A video game or computer game is an electronic game that uses a user interface or input device to create visual feedback, such as a joystick, controller, keyboard, or motion sensing device. A visual display device, such as a TV, monitor, tablet, or virtual reality headset, displays this feedback. Audio feedback given through speakers or headphones, as well as other sorts of feedback, such as haptic technologies, are frequently used in video games.
Arcade games, console games, and personal computer (PC) games are all classified as video games based on their platform. The market has lately grown to include mobile gaming via smartphones and tablet computers, virtual and augmented reality systems, and distant cloud gaming. Based on the sort of gameplay and goal, video games are divided into a variety of genres.
In the 1950s and 1960s, the first video games were simple extensions of electronic games using video-like output from large room-size computers, while the first video games available to consumers were released in 1971 with the arcade game Computer Space, followed by Pong the following year, and the Magnavox Odyssey in 1972. The rapidly-growing industry was hit by the North American video game market meltdown in 1983, which was caused by a loss of publisher control and oversaturation. Following the collapse, the video game industry evolved and developed processes and processes for the production and distribution of video games, many of which are still in use today. To get a game to market today, a variety of abilities are required, including those of developers, publishers, distributors, retailers, console and other third-party manufacturers, and others.
The video game business has grown in commercial significance since the 2010s. The expansion of the business and the movement to games as a service is being driven by expanding Asian markets and mobile gaming on smartphones in particular. The worldwide video game market is expected to generate annual sales of US$159 billion by 2020, which is three times the size of the worldwide music business in 2019 and four times the size of the global cinema business in 2019.
In the beginning, games were played on interactive electronic devices with a variety of display styles. The oldest example dates from 1947, when Thomas T. Goldsmith Jr. and Estle Ray Mann applied for a patent on a “Cathode ray tube Amusement Device,” which was granted on 14 December 1948 as U.S. Patent 2455992. It consisted of an analog device that enabled a user to manipulate a vector-drawn dot on the screen to mimic a missile being fired at targets that were drawings attached to the screen, and it was inspired by radar display technology. Other early examples include Christopher Strachey’s Draughts game for the Nimrod computer at the 1951 Festival of Britain; OXO, a tic-tac-toe computer game by Alexander S. Douglas for the EDSAC in 1952; Tennis for Two, an electronic interactive game engineered by William Higinbotham in 1958; and Spacewar!, written by MIT students Martin Graetz, Steve Russell, and Wayne Wiitanen for the DEC PDP-1 computer in 1959. Each game had its own display: NIMROD played Nim with a panel of lights, while OXO played tic-tac-toe with a graphical display. Tennis for Two utilized an oscilloscope to provide a side view of a tennis court, and Spacewar! used the vector display of the DEC PDP-1 to show two spacecraft fighting one other.

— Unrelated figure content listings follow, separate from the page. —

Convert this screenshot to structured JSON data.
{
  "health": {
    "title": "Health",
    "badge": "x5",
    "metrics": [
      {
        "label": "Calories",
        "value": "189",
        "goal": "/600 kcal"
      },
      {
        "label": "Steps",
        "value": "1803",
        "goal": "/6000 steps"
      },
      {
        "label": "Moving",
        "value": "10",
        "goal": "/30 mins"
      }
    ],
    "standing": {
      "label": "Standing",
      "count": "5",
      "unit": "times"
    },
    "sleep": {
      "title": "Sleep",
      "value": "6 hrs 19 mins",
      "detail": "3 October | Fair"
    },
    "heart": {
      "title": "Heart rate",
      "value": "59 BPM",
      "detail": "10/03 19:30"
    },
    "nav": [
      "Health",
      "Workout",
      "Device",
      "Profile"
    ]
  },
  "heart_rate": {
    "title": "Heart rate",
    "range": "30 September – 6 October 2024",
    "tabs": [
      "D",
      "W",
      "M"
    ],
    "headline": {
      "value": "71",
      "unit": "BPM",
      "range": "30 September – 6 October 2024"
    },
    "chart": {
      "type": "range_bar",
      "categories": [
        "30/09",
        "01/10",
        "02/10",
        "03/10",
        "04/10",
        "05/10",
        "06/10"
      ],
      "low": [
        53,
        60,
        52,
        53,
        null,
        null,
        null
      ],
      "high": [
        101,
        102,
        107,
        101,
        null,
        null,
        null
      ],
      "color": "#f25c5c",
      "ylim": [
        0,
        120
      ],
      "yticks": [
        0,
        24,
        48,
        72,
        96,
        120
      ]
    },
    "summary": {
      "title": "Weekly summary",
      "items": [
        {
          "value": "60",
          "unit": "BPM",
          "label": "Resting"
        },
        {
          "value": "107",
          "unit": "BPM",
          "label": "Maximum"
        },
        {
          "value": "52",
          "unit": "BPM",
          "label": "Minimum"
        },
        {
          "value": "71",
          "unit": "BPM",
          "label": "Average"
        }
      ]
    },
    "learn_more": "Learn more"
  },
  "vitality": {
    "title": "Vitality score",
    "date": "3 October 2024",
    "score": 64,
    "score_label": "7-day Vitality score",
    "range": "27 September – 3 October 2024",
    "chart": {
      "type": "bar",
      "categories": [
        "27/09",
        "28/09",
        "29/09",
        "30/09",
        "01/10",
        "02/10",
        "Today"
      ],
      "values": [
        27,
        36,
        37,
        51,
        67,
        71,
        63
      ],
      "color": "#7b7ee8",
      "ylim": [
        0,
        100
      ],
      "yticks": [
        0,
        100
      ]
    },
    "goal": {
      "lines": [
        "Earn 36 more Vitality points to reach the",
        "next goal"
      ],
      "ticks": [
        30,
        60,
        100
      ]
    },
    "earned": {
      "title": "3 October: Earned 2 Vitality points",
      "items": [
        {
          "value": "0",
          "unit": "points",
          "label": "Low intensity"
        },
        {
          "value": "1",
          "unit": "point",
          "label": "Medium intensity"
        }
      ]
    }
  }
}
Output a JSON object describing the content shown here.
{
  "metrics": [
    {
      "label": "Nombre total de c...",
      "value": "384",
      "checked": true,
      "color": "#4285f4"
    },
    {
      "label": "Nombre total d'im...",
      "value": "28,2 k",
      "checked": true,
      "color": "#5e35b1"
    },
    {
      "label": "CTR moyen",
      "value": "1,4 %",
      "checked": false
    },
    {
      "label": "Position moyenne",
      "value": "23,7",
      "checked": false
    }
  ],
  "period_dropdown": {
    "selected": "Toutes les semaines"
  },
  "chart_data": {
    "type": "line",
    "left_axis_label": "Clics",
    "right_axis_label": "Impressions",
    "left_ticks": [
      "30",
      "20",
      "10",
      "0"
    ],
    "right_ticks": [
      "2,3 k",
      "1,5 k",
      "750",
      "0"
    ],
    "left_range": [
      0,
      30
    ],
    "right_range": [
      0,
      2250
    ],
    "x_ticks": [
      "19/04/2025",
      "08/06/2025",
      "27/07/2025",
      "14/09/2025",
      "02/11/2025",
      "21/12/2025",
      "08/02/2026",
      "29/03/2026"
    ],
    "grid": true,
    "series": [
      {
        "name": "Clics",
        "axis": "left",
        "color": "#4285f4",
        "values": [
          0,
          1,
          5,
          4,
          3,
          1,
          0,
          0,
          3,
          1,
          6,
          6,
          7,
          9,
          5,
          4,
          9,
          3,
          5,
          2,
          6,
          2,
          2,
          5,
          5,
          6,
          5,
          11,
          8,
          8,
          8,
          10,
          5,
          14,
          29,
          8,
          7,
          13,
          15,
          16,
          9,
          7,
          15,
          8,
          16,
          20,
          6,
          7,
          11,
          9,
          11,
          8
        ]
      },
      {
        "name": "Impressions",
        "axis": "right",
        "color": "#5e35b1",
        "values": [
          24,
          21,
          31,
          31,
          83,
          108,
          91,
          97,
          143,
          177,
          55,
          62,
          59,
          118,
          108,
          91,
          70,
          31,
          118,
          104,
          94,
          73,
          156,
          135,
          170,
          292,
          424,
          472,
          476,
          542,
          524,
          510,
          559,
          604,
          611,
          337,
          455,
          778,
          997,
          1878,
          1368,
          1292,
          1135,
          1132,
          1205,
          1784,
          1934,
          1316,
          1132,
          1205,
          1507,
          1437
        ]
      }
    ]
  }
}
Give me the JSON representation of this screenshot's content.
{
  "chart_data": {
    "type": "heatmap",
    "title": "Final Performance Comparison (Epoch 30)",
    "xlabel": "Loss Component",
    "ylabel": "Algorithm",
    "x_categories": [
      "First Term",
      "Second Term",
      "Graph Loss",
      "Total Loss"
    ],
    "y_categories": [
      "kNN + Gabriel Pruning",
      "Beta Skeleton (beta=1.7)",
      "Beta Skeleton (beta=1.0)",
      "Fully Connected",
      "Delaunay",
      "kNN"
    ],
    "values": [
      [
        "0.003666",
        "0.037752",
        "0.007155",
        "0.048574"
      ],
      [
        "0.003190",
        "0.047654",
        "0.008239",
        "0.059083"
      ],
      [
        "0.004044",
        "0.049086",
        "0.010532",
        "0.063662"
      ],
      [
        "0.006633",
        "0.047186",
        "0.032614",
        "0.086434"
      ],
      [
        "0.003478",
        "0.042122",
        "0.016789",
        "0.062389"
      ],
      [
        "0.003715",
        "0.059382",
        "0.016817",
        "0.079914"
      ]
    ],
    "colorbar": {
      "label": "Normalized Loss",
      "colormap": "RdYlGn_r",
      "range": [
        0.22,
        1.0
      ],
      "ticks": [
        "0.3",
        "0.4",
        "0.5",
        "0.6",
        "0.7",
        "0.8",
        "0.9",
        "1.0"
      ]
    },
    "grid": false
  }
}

These forerunner technologies paved the way for today’s video game roots. In 1966, while working at Sanders Associates, Ralph H. Baer devised a control system for playing a primitive game of table tennis on a television screen. Baer built the prototype “Brown Box” with Sanders’ consent. Sanders patented Baer’s innovations and licensed them to Magnavox, who launched the Magnavox Odyssey, the first home video game device, in 1972. Separately, after watching Spacewar! in action at Stanford University, Nolan Bushnell and Ted Dabney came up with the concept of making a smaller version of the game that would run on a less cost computer with a coin-operated feature. In 1971, Computer Space, the first arcade game, was introduced. Bushnell and Dabney went on to found Atari, Inc., and in 1972, with Allan Alcorn, released their second arcade game, the popular ping pong-style Pong, which was inspired by the Odyssey’s table tennis game. Atari was sued by Sanders and Magnavox for patent infringement on Baer’s inventions, but the case was resolved out of court with Atari paying for permanent rights to the patents. Following their agreement, Atari proceeded with plans to deliver a home version of Pong by Christmas 1975. The video game business was founded by the success of the Odyssey and Pong, both as arcade games and home machines. For their achievements, both Baer and Bushnell have been dubbed the “Father of Video Games.”